Day 24: Local Model Serving
Running LLMs on your own computer instead of relying on cloud APIs enables cost savings, data privacy, and offline usage. Today we compare the 4 representative tools for local serving.
Ollama: The Easiest Local LLM
Ollama works like Docker — you pull and run models, so you can start running LLMs immediately without configuration.

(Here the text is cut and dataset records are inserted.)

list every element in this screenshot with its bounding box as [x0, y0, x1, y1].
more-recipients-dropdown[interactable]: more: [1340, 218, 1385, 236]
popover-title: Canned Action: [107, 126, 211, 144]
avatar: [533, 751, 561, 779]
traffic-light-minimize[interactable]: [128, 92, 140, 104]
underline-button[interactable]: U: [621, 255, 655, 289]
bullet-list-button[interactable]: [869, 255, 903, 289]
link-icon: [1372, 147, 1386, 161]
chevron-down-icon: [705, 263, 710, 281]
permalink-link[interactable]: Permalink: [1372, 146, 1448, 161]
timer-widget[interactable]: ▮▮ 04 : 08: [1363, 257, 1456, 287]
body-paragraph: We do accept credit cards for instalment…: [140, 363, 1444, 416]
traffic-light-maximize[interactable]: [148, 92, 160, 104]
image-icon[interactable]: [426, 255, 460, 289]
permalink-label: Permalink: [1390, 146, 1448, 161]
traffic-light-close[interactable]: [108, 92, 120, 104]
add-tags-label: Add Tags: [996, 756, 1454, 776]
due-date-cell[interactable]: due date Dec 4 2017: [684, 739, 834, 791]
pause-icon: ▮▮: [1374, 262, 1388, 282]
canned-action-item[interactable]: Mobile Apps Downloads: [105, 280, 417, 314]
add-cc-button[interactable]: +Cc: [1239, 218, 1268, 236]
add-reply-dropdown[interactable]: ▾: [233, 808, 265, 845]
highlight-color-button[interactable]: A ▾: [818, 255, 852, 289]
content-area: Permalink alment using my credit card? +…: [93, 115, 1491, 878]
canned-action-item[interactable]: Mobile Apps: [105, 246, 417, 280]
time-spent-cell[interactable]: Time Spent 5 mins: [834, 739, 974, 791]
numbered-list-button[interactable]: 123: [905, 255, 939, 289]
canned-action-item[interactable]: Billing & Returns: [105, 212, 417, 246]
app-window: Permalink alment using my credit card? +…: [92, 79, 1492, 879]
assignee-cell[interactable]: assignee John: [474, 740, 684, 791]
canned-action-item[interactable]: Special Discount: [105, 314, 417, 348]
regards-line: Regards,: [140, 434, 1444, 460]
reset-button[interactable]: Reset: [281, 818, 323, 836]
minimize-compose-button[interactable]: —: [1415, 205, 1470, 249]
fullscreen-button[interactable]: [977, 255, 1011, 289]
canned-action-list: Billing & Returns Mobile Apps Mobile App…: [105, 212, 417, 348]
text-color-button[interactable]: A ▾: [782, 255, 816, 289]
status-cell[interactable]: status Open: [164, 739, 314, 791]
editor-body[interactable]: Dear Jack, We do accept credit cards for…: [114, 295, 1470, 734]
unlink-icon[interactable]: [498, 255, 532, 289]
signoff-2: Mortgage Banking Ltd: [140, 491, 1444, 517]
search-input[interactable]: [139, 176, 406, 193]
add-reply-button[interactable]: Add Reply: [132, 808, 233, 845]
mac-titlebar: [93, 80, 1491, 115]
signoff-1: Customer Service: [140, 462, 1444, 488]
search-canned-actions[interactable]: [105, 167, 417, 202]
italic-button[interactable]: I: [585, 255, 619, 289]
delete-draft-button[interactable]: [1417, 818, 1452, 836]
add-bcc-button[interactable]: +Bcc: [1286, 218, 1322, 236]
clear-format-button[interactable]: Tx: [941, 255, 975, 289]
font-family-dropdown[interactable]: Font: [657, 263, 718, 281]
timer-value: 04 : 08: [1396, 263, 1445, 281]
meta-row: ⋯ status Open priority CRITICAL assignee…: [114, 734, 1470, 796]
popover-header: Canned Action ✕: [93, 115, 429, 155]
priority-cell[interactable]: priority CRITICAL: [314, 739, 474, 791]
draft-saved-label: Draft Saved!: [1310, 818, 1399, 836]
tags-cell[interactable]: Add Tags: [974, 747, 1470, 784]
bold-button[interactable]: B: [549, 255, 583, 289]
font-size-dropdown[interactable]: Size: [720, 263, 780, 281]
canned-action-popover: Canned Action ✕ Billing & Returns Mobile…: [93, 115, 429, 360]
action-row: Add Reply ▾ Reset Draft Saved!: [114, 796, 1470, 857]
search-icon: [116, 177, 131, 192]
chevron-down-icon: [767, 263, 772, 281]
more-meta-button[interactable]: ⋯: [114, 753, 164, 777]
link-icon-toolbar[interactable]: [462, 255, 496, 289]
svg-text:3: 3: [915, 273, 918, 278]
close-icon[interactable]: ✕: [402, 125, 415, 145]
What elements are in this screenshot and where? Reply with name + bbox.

# After installing Ollama, download models (from the terminal)
# ollama pull llama3.1:8b
# ollama pull gemma2:9b
# ollama run llama3.1:8b # Start chatting
# Call Ollama API from Python
import requests
import json
def ollama_generate(prompt, model="llama3.1:8b"):
"""Generate text via Ollama REST API"""
response = requests.post(
"http://localhost:11434/api/generate",
json={
"model": model,
"prompt": prompt,
"stream": False,
"options": {
"temperature": 0.7,
"top_p": 0.9,
"num_predict": 200,
},
},
)
result = response.json()
return result["response"]
answer = ollama_generate("Tell me 3 advantages of Python.")
print(answer)
# OpenAI-compatible API (use existing code as-is)
from openai import OpenAI
client = OpenAI(base_url="http://localhost:11434/v1", api_key="ollama")

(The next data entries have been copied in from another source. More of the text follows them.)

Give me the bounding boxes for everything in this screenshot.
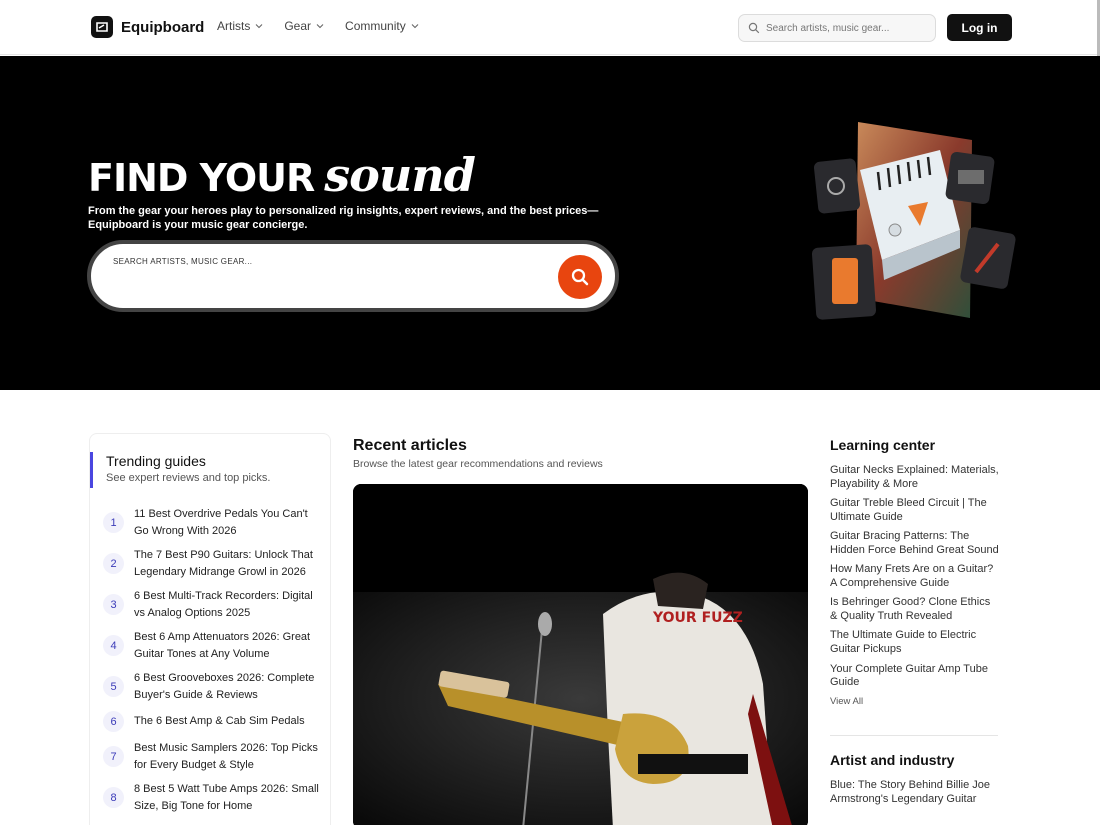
guide-rank: 4 <box>103 635 124 656</box>
artist-industry-link[interactable]: Blue: The Story Behind Billie Joe Armstr… <box>830 779 1000 807</box>
nav-gear-label: Gear <box>284 19 312 33</box>
guide-rank: 1 <box>103 512 124 533</box>
learning-link[interactable]: Your Complete Guitar Amp Tube Guide <box>830 663 1000 691</box>
chevron-down-icon <box>316 24 324 29</box>
gear-collage-illustration <box>811 122 1016 320</box>
search-icon <box>748 22 760 34</box>
guide-rank: 6 <box>103 711 124 732</box>
trending-guide-item[interactable]: 4 Best 6 Amp Attenuators 2026: Great Guit… <box>103 629 321 662</box>
guide-rank: 7 <box>103 746 124 767</box>
hero-title-bold: FIND YOUR <box>88 156 315 200</box>
shirt-print: YOUR FUZZ <box>652 610 743 626</box>
guitarist-photo: YOUR FUZZ <box>353 484 808 825</box>
trending-guide-item[interactable]: 1 11 Best Overdrive Pedals You Can't Go W… <box>103 506 321 539</box>
guide-rank: 8 <box>103 787 124 808</box>
hero-search-input[interactable] <box>113 257 513 266</box>
nav-community-label: Community <box>345 19 406 33</box>
guide-title[interactable]: The 7 Best P90 Guitars: Unlock That Lege… <box>134 547 321 580</box>
chevron-down-icon <box>255 24 263 29</box>
trending-guides-header: Trending guides See expert reviews and t… <box>90 452 270 488</box>
guide-title[interactable]: 6 Best Multi-Track Recorders: Digital vs… <box>134 588 321 621</box>
microphone-icon <box>538 612 552 636</box>
trending-guides-subtitle: See expert reviews and top picks. <box>106 472 271 484</box>
guide-title[interactable]: 11 Best Overdrive Pedals You Can't Go Wr… <box>134 506 321 539</box>
hero-search-box[interactable] <box>87 240 619 312</box>
header-search-box[interactable] <box>738 14 936 42</box>
guide-rank: 2 <box>103 553 124 574</box>
learning-view-all-link[interactable]: View All <box>830 696 1000 707</box>
nav-community[interactable]: Community <box>345 19 420 33</box>
knob-icon <box>888 223 902 237</box>
nav-artists[interactable]: Artists <box>217 19 264 33</box>
artist-industry-section: Artist and industry Blue: The Story Behi… <box>830 752 1000 812</box>
top-navigation-bar: Equipboard Artists Gear Community Log in <box>0 0 1100 60</box>
guide-title[interactable]: Best Music Samplers 2026: Top Picks for … <box>134 740 321 773</box>
hero-search-button[interactable] <box>558 255 602 299</box>
headphones-card <box>813 158 861 214</box>
guide-title[interactable]: The 6 Best Amp & Cab Sim Pedals <box>134 713 305 730</box>
guide-rank: 5 <box>103 676 124 697</box>
trending-guide-item[interactable]: 8 8 Best 5 Watt Tube Amps 2026: Small Siz… <box>103 781 321 814</box>
recent-articles-title: Recent articles <box>353 437 467 454</box>
guide-title[interactable]: 6 Best Grooveboxes 2026: Complete Buyer'… <box>134 670 321 703</box>
hero-subtitle: From the gear your heroes play to person… <box>88 205 599 231</box>
hero-section: FIND YOUR sound From the gear your heroe… <box>0 56 1100 390</box>
learning-link[interactable]: The Ultimate Guide to Electric Guitar Pi… <box>830 629 1000 657</box>
artist-industry-title: Artist and industry <box>830 752 955 768</box>
trending-guide-item[interactable]: 5 6 Best Grooveboxes 2026: Complete Buyer… <box>103 670 321 703</box>
search-icon <box>571 268 589 286</box>
learning-link[interactable]: Is Behringer Good? Clone Ethics & Qualit… <box>830 596 1000 624</box>
brand-name: Equipboard <box>121 18 205 36</box>
learning-link[interactable]: Guitar Necks Explained: Materials, Playa… <box>830 464 1000 492</box>
guide-title[interactable]: Best 6 Amp Attenuators 2026: Great Guita… <box>134 629 321 662</box>
trending-guide-item[interactable]: 2 The 7 Best P90 Guitars: Unlock That Leg… <box>103 547 321 580</box>
featured-article-image[interactable]: YOUR FUZZ <box>353 484 808 825</box>
hero-title-script: sound <box>324 148 476 202</box>
recent-articles-subtitle: Browse the latest gear recommendations a… <box>353 458 603 470</box>
guide-title[interactable]: 8 Best 5 Watt Tube Amps 2026: Small Size… <box>134 781 321 814</box>
nav-gear[interactable]: Gear <box>284 19 325 33</box>
brand-logo-link[interactable]: Equipboard <box>91 16 204 38</box>
amp-icon <box>958 170 984 184</box>
guide-rank: 3 <box>103 594 124 615</box>
header-search-input[interactable] <box>766 22 926 34</box>
trending-guides-title: Trending guides <box>106 453 206 469</box>
hero-title: FIND YOUR sound <box>88 148 476 202</box>
nav-artists-label: Artists <box>217 19 251 33</box>
learning-center-section: Learning center Guitar Necks Explained: … <box>830 437 1000 707</box>
learning-link[interactable]: How Many Frets Are on a Guitar? A Compre… <box>830 563 1000 591</box>
chevron-down-icon <box>411 24 419 29</box>
trending-guides-panel: Trending guides See expert reviews and t… <box>89 433 331 825</box>
pedal-icon <box>832 258 858 304</box>
trending-guides-list: 1 11 Best Overdrive Pedals You Can't Go W… <box>103 506 321 822</box>
main-nav: Artists Gear Community <box>217 19 420 33</box>
belt <box>638 754 748 774</box>
trending-guide-item[interactable]: 7 Best Music Samplers 2026: Top Picks for… <box>103 740 321 773</box>
trending-guide-item[interactable]: 6 The 6 Best Amp & Cab Sim Pedals <box>103 711 321 732</box>
trending-guide-item[interactable]: 3 6 Best Multi-Track Recorders: Digital v… <box>103 588 321 621</box>
learning-link[interactable]: Guitar Treble Bleed Circuit | The Ultima… <box>830 497 1000 525</box>
learning-center-title: Learning center <box>830 437 936 453</box>
sidebar-divider <box>830 735 998 736</box>
login-button[interactable]: Log in <box>947 14 1012 41</box>
learning-link[interactable]: Guitar Bracing Patterns: The Hidden Forc… <box>830 530 1000 558</box>
equipboard-logo-icon <box>91 16 113 38</box>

response = client.chat.completions.create(
model="llama3.1:8b",
messages=[{"role": "user", "content": "Hello!"}],
)
print(response.choices[0].message.content)
vLLM: High-Performance GPU Serving
vLLM is a serving engine that maximizes throughput using PagedAttention technology. It excels when handling requests from multiple users simultaneously.
# pip install vllm
# Start vLLM server from terminal
# vllm serve meta-llama/Llama-3.1-8B-Instruct --port 8000
# Python client
from openai import OpenAI
client = OpenAI(base_url="http://localhost:8000/v1", api_key="not-needed")
response = client.chat.completions.create(
model="meta-llama/Llama-3.1-8B-Instruct",
messages=[
{"role": "system", "content": "Please answer in English."},
{"role": "user", "content": "Explain the difference between machine learning and deep learning."},
],
temperature=0.7,
max_tokens=300,
)
print(response.choices[0].message.content)
# vLLM advantages: continuous batching, PagedAttention, high throughput
# Most recommended for production serving if you have a GPU
llama.cpp: Lightweight CPU-Based Serving
You can run LLMs using only CPU without a GPU. It uses GGUF format quantized models.
# Install llama-cpp-python (CPU version)
# pip install llama-cpp-python
# GPU-accelerated version (CUDA)
# CMAKE_ARGS="-DGGML_CUDA=on" pip install llama-cpp-python
from llama_cpp import Llama
# Load GGUF model
llm = Llama(
model_path="./models/llama-3.1-8b-instruct-q4_k_m.gguf",
n_ctx=4096, # Context length
n_threads=8, # CPU thread count
n_gpu_layers=0, # GPU layers (0 means CPU only)
)
output = llm(
"What is Python?",
max_tokens=200,
temperature=0.7,
top_p=0.9,
echo=False,
)
print(output["choices"][0]["text"])
Serving Tool Comparison Table
comparison = {
"Tool": ["Ollama", "vLLM", "llama.cpp", "Text Gen WebUI"],
"Difficulty": ["Very easy", "Medium", "Medium", "Easy"],
"GPU required": ["No", "Yes", "No", "No"],
"CPU support": ["Yes", "No", "Yes (primary)","Yes"],
"Throughput": ["Medium", "Very high", "Low", "Medium"],
"API compat": ["OpenAI compat","OpenAI compat","Custom API", "OpenAI compat"],
"Recommended": ["Personal use","Production", "CPU server", "Web UI experimentation"],
}
for key, vals in comparison.items():
print(f"{key:14} | {' | '.join(vals)}")
# Selection guide:
# - Want to get started quickly -> Ollama
# - Have a GPU and need production serving -> vLLM
# - No GPU, CPU only -> llama.cpp
# - Want a convenient web UI -> Text Generation WebUI
Today’s Exercises
- Install Ollama and download 3 or more models, then compare response quality and speed for the same question.
- Write a simple chatbot script using Ollama’s OpenAI-compatible API. Implement multi-turn conversation that maintains conversation history.
- When loading a GGUF model with llama.cpp, change
n_gpu_layersto 0, 10, and full, measure inference speed (tokens/sec) for each, and compare.